Europe needs an official digital currency, and it better be run by a central bank than a private corporation. But governments need to act quickly; once another currency has been established, it will be challenging for a digital euro to be competitive.
Europe needs a digital euro, at least if you ask Thomas Heilmann, member of the German Parliament and blockchain frontrunner of the CDU.
The CDU is Germany’s center-right political party that is currently leading the coalition government. Whatever comes out of the CDU regarding blockchain, Heilmann has most likely been involved.
His party has recently published a paper suggesting a wide range of government-led blockchain initiatives in Germany. Heilman was a co-author and the driver behind the paper’s publication.
A “Digital Euro” was one of the suggestions included in the paper. In a recent interview in WirtschaftsWoche, a leading German business magazine, Heilmann explained why Europe needs a digital currency, and why we need it now.
Other cryptocurrencies have failed as means of payment
Digital currencies come with a range of advantages compared to fiat currencies. As they are integrated into the digital ecosystem, they are a more effective means of payment in e-commerce transactions, enable cheaper cross-border transactions, and allow for faster money transfers.
However, most current cryptocurrencies like Bitcoin have proven ineffective as a means of payment, according to Heilmann. Price volatility is too high, meaning the value fluctuates which puts consumers at risk.
A digital Euro, issued by the European Central Bank (ECB), could be pegged to a basket of assets or fiat currencies, keeping its value stable. Moreover, trust in the institution of the ECB will further contribute to the currency’s value.
Not everyone within the crypto community will agree to the latter reasoning, but compared to Bitcoin, at least there will be some form of accountability.
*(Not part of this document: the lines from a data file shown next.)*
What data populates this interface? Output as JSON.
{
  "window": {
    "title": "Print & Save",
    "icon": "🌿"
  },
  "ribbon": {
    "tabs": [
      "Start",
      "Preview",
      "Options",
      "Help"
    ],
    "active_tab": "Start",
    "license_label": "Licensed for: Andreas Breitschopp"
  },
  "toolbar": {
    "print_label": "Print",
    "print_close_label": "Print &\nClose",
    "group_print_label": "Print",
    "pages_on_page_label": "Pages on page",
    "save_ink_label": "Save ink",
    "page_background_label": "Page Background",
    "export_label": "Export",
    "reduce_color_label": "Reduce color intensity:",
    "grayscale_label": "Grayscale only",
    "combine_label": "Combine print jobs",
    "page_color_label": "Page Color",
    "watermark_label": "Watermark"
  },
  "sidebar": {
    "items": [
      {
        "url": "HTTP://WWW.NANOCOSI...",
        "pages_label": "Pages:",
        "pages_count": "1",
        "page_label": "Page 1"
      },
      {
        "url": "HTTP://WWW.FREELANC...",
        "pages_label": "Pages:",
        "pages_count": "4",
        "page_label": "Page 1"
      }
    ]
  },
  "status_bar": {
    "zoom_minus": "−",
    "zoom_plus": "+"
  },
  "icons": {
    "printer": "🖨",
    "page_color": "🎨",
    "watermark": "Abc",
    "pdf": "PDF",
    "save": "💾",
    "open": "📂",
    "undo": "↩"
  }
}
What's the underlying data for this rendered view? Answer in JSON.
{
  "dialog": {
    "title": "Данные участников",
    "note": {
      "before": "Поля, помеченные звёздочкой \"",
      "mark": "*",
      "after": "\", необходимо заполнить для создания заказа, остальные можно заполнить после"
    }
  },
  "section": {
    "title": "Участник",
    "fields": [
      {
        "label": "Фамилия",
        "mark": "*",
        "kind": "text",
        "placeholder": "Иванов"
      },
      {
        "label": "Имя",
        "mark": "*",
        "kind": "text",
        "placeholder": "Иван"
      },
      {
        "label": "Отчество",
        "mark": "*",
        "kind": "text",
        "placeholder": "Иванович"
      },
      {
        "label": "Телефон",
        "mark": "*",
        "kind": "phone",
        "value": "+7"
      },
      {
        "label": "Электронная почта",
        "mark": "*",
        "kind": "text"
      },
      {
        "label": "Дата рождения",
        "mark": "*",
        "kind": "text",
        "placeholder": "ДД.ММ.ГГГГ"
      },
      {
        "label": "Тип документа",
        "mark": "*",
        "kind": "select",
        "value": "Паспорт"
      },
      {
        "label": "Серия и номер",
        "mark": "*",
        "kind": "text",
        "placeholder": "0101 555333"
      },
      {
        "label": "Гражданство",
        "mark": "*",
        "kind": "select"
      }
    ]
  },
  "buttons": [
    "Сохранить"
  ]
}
Heilmann also warns that a currency needs to be managed by the central bank so that it can counteract inflation and financial shock waves.
Libra has increased pressure on lawmakers
Governments need to act. Digital currencies come with too many advantages. It’s just a matter of time until there will be one widely adopted cryptocurrency.
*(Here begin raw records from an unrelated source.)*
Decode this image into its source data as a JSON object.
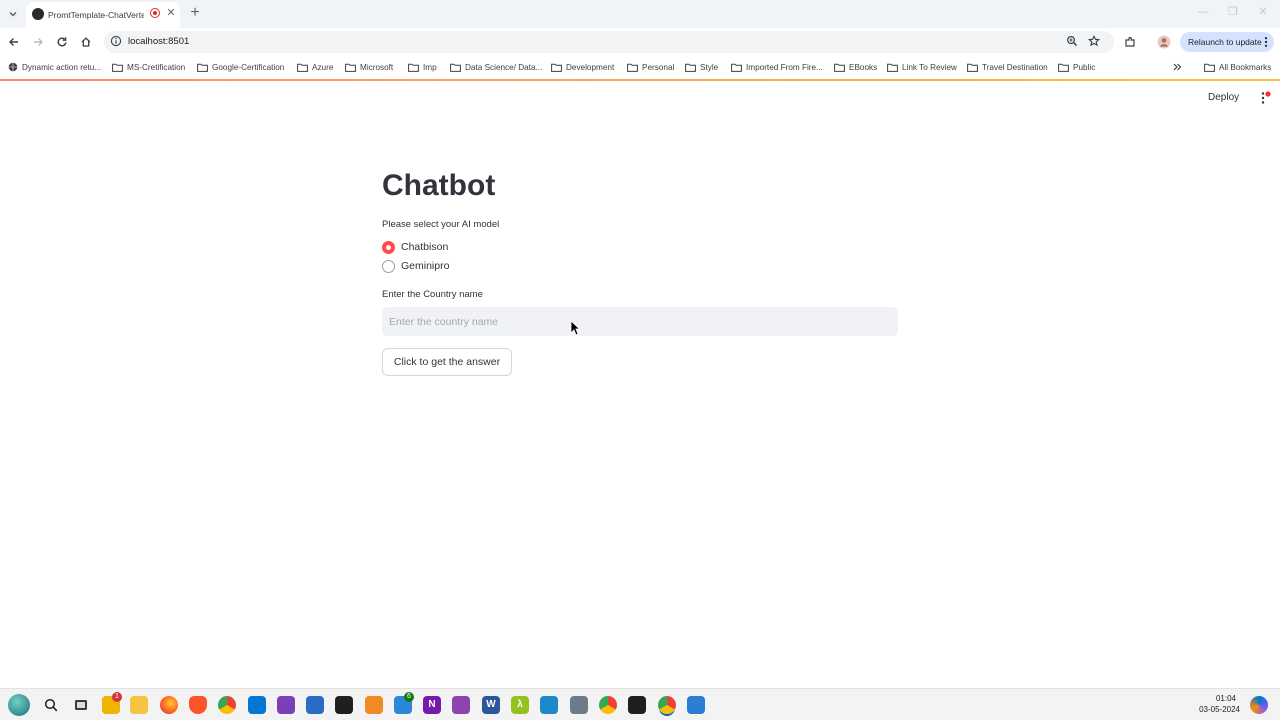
{
  "browser": {
    "tab_title": "PromtTemplate-ChatVerte...",
    "url": "localhost:8501",
    "relaunch_label": "Relaunch to update",
    "bookmarks": [
      "Dynamic action retu...",
      "MS-Cretification",
      "Google-Certification",
      "Azure",
      "Microsoft",
      "Imp",
      "Data Science/ Data...",
      "Development",
      "Personal",
      "Style",
      "Imported From Fire...",
      "EBooks",
      "Link To Review",
      "Travel Destination",
      "Public"
    ],
    "all_bookmarks_label": "All Bookmarks"
  },
  "app": {
    "deploy_label": "Deploy",
    "title": "Chatbot",
    "model_label": "Please select your AI model",
    "model_options": [
      "Chatbison",
      "Geminipro"
    ],
    "selected_model": "Chatbison",
    "country_label": "Enter the Country name",
    "country_placeholder": "Enter the country name",
    "country_value": "",
    "answer_button_label": "Click to get the answer"
  },
  "taskbar": {
    "badges": {
      "files_count": "1",
      "todo_count": "6"
    },
    "time": "01:04",
    "date": "03-05-2024"
  },
  "colors": {
    "accent": "#ff4b4b",
    "input_bg": "#f0f2f6",
    "relaunch_bg": "#d3e3fd",
    "text": "#31333f"
  }
}
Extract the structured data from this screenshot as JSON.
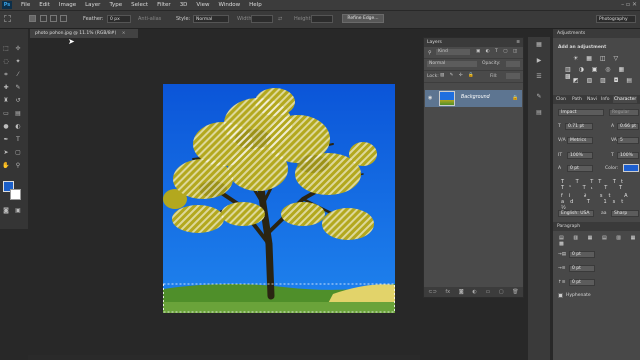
{
  "app": {
    "logo": "Ps"
  },
  "menu": [
    "File",
    "Edit",
    "Image",
    "Layer",
    "Type",
    "Select",
    "Filter",
    "3D",
    "View",
    "Window",
    "Help"
  ],
  "options": {
    "feather_label": "Feather:",
    "feather_value": "0 px",
    "antialias_label": "Anti-alias",
    "style_label": "Style:",
    "style_value": "Normal",
    "width_label": "Width:",
    "height_label": "Height:",
    "refine_button": "Refine Edge...",
    "workspace": "Photography"
  },
  "document": {
    "tab_title": "photo pohon.jpg @ 11.1% (RGB/8#)"
  },
  "layers": {
    "title": "Layers",
    "kind": "Kind",
    "blend": "Normal",
    "opacity_label": "Opacity:",
    "lock_label": "Lock:",
    "fill_label": "Fill:",
    "layer_name": "Background"
  },
  "adjustments": {
    "tab": "Adjustments",
    "heading": "Add an adjustment"
  },
  "character": {
    "tabs": [
      "Clon",
      "Path",
      "Navi",
      "Info",
      "Character"
    ],
    "font_family": "Impact",
    "font_style": "Regular",
    "size": "0.71 pt",
    "leading": "0.66 pt",
    "kerning": "Metrics",
    "tracking": "5",
    "vscale": "100%",
    "hscale": "100%",
    "baseline": "0 pt",
    "color_label": "Color:",
    "color": "#1d5fd0",
    "language": "English: USA",
    "aa": "Sharp"
  },
  "paragraph": {
    "title": "Paragraph",
    "indent_left": "0 pt",
    "indent_first": "0 pt",
    "space_before": "0 pt",
    "hyphenate": "Hyphenate"
  }
}
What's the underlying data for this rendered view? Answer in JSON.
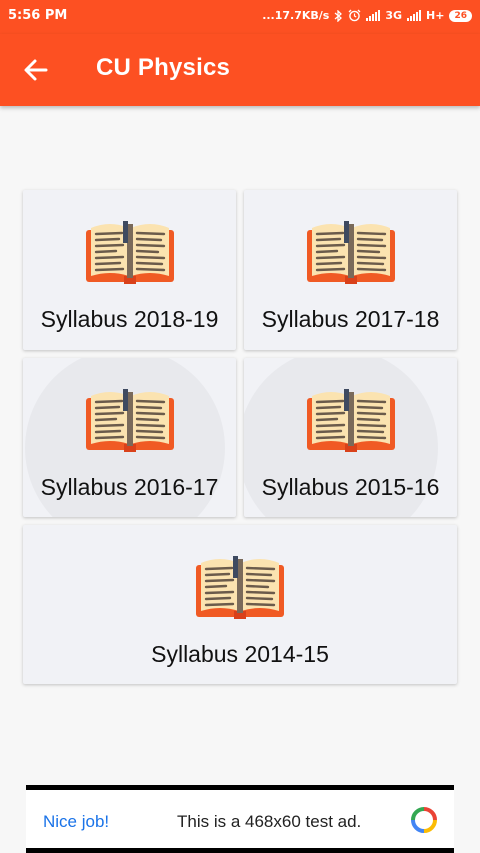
{
  "status_bar": {
    "time": "5:56 PM",
    "network_speed": "...17.7KB/s",
    "network_type": "3G",
    "network_type_2": "H+",
    "battery": "26",
    "icons": [
      "bluetooth-icon",
      "alarm-icon",
      "signal-icon",
      "battery-icon"
    ]
  },
  "app_bar": {
    "title": "CU Physics",
    "back_icon": "arrow-left-icon",
    "color": "#fd5022"
  },
  "cards": [
    {
      "label": "Syllabus 2018-19",
      "icon": "open-book-icon"
    },
    {
      "label": "Syllabus 2017-18",
      "icon": "open-book-icon"
    },
    {
      "label": "Syllabus 2016-17",
      "icon": "open-book-icon"
    },
    {
      "label": "Syllabus 2015-16",
      "icon": "open-book-icon"
    },
    {
      "label": "Syllabus 2014-15",
      "icon": "open-book-icon"
    }
  ],
  "ad": {
    "nice": "Nice job!",
    "text": "This is a 468x60 test ad."
  }
}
Currently, it looks as if Facebook’s Libra could become the first digital currency to achieve a global level of adoption as a means of payment – much to the disapproval of politicians and regulators, who are vividly ringing the alarm bells.
What’s the alternative to Libra? Banning cryptocurrencies is no solution. Thus, if governments don’t want a private corporation to run the digital currency system, they need to come up with their own regulated, government-run alternative.
Issuing a digital euro wouldn’t even be difficult. Heilmann believes it could be done within just a few months. What will take more time, however, is the political decision-making process.
Heilmann stresses urgency. Once a privately-run digital currency has been established, or another government has taken over the lead, for example the U.S. or China, it will be difficult for a digital euro to become a competitive currency.